In 1894, Alexander III was succeeded by his son, Nicholas II, who was committed to retaining the autocracy that his father had left him. Nicholas II proved ineffective as a ruler, and in the end his dynasty was overthrown by revolution.[45] 
The Industrial Revolution began to show significant influence in Russia, but the country remained rural and poor. Economic conditions steadily improved after 1890, thanks to new crops such as sugar beets, and new access to railway transportation. Total grain production increased, as well as exports, even with rising domestic demand from population growth.
As a result, there was a slow improvement in the living standards of Russian peasants in the Empire’s last two decades before 1914. Recent research into the physical stature of Army recruits shows they were bigger and stronger. There were regional variations, with more poverty in the heavily populated central black earth region; and there were temporary downturns in 1891–93 and 1905–1908.[46]

On the political right, the reactionary elements of the aristocracy strongly favored the large landholders, who, however, were slowly selling their land to the peasants through the Peasants’ Land Bank. The Octobrist party was a conservative force, with a base of landowners and businessmen. They accepted land reform but insisted that property owners be fully paid. They favored far-reaching reforms, and hoped the landlord class would fade away, while agreeing they should be paid for their land. Liberal elements among industrial capitalists and nobility, who believed in peaceful social reform and a constitutional monarchy, formed the Constitutional Democratic Party or Kadets.[47]
On the left, the Socialist Revolutionaries (SRs) and the Marxist Social Democrats wanted to expropriate the land, without payment, but debated whether to distribute the land among the peasants (the Narodnik solution), or to put it into collective local ownership.[48] The Socialist Revolutionaries also differed from the Social Democrats in that the SRs believed a revolution must rely on urban workers, not the peasantry.[49]
In 1903, at the 2nd Congress of the Russian Social Democratic Labour Party,
in London, the party split into two wings: the gradualist Mensheviks and the more radical Bolsheviks. The Mensheviks believed that the Russian working class was insufficiently developed and that socialism could be achieved only after a period of bourgeois democratic rule. They thus tended to ally themselves with the forces of bourgeois liberalism. The Bolsheviks, under Vladimir Lenin, supported the idea of forming a small elite of professional revolutionists, subject to strong party discipline, to act as the vanguard of the proletariat, in order to seize power by force.[50]
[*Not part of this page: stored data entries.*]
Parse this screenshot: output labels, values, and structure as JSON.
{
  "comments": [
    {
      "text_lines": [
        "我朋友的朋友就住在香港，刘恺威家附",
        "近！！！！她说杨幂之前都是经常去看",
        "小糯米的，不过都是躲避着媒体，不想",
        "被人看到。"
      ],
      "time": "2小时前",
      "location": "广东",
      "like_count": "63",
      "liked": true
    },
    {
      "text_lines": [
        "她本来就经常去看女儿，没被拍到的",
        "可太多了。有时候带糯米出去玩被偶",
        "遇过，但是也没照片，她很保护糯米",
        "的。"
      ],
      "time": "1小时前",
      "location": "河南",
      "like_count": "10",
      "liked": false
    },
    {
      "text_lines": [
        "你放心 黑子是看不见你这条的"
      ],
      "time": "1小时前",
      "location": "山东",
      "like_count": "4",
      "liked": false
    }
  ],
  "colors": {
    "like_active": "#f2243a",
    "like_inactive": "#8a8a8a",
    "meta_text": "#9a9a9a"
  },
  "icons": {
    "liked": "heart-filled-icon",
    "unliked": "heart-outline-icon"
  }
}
Russian soldiers in combat against Japanese at Mukden (inside China),
during the Russo-Japanese War (1904–1905).
Defeat in the Russo-Japanese War (1904–1905) was a major blow to the
tsarist regime and further increased the potential for unrest.
In January 1905, an incident known as “Bloody Sunday” occurred when Father Georgy Gapon led an enormous crowd to the Winter Palace in Saint Petersburg to present a petition to the tsar. When the procession reached the palace, soldiers opened fire on the crowd, killing hundreds. The Russian masses were so furious over the massacre that a general strike was declared, which demanded a democratic republic.
This marked the beginning of the Revolution of 1905Soviets (councils of workers) appeared in most cities to direct revolutionary activity. Russia was paralyzed, and the government was desperate.[51]
In October 1905, Nicholas reluctantly issued the October Manifesto, which conceded the creation of a national Duma (legislature) to be called without delay. The right to vote was extended and no law was to become final without confirmation by the Duma. The moderate groups were satisfied, but the socialists rejected the concessions as insufficient and tried to organise new strikes. By the end of 1905, there was disunity among the reformers, and the tsar’s position was strengthened for the time being.
From its initial creation until the 1905 Revolution, the Russian Empire was controlled by its tsar/emperor as an absolute monarch, under a system of tsarist autocracy. After the Revolution of 1905, Russia developed a new type of government, which became difficult to categorize. 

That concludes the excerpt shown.